How do I tell the difference between a
brown, black, black, red, red resistor and a
red, red, black, black, brown resistor?
How do I tell the difference between a
brown, black, black, red, red resistor and a
red, red, black, black, brown resistor?
Experience, or guessing ![]()
A DMM is the first investment you need to make in the electronics hobby.
@user132435, your topic has been moved to a more suitable location on the forum.
To distinguish left from right there is a gap between the C and D bands:

In the above example, a resistor with bands of red, violet, green, and gold has first digit 2 (red; see table below), second digit 7 (violet), followed by 5 (green) zeroes: 2700000 ohms. Gold signifies that the tolerance is ±5%.
Precision resistors may be marked with a five band system, to include three significant digits, a power of 10 multiplier, and a tolerance band. An extra-wide first band indicates a wire-wound resistor.[6]
The tolerance band is also often of a different width than the others.
Use a multimeter. Seriously.
Often the colours are ambiguous on metal-film resistors as the underlying blue base-coat bleeds through, making black / brown / red / orange scale very subjective. And the band spacing may be wrong - often is in fact.
Besides a nice big LCD display on a multimeter is much easier to see in the first place.
Surface mount resistors are much better, they print the value on the top!
Oddly there is no actual reason for not printing the value on a through-hole resistor, diodes of the same dimensions have the part number printed on them. Its an accident of history I think, and hopefully will die out, its not friendly to the 8% of people without full trichromat vision (and as I said doesn't really work against the blue background of a metal-film resistor especially in artificial light).

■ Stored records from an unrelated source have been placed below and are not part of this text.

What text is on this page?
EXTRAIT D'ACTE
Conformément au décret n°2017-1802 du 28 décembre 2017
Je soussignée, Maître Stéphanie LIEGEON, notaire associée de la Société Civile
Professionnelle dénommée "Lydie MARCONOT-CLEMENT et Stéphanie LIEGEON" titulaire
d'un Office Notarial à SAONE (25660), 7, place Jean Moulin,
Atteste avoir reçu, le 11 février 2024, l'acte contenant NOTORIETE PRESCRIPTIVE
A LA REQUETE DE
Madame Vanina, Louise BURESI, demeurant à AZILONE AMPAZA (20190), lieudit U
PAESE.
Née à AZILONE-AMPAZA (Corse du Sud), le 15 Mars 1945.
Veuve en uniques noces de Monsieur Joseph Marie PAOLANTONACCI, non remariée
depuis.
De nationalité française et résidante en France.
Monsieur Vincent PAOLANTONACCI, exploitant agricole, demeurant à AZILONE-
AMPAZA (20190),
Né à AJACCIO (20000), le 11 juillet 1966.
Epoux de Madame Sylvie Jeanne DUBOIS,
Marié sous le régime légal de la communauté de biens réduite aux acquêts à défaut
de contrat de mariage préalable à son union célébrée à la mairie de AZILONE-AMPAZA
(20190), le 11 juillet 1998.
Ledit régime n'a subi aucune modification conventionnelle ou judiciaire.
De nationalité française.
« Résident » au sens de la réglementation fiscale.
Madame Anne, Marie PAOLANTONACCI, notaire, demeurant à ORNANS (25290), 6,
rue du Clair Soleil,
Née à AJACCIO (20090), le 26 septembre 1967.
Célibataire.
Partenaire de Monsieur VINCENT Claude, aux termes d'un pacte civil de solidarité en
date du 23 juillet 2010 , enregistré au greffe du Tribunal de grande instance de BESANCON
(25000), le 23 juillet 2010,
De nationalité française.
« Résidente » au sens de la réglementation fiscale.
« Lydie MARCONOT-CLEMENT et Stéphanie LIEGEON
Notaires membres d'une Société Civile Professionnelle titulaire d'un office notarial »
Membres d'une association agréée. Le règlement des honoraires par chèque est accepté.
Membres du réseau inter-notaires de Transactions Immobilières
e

Hi @MarkT - I'd agree. I'm color blind (red - green deuteranopia) which does cause problems - distinguishing between say 100 ohms and 1M. It can make a dramatic difference, so where necessary I check with a multimeter.
I bought one of these component testers. It does not replace a DMM, but I find it more convenient for checking resistor and capacitor values. I can no longer trust my eyes. Also good for checking transistor, diode and LEDs.
And of course you will share the listing.
Click on the image, it will take you to the ad.
Fancy.
OK, that is cool. Rechargeable battery and remote decoder are nice upgrades. Might just order one and pass my old one to my son.
Of course.
But not the flipping German version you linked for some unknown reason! You then have to reset the language or you are forever stuck in German when you navigate. ![]()
But I have had to learn how to do it. This "new" forum works in cryptic ways! ![]()
You pay for fast delivery. ![]()
I agree however, I think the machines have been paid off many years ago. No reason to purchase new machines to print on the resistors.
Mil-Spec resistors have had printed values and ratings for > 30 Year.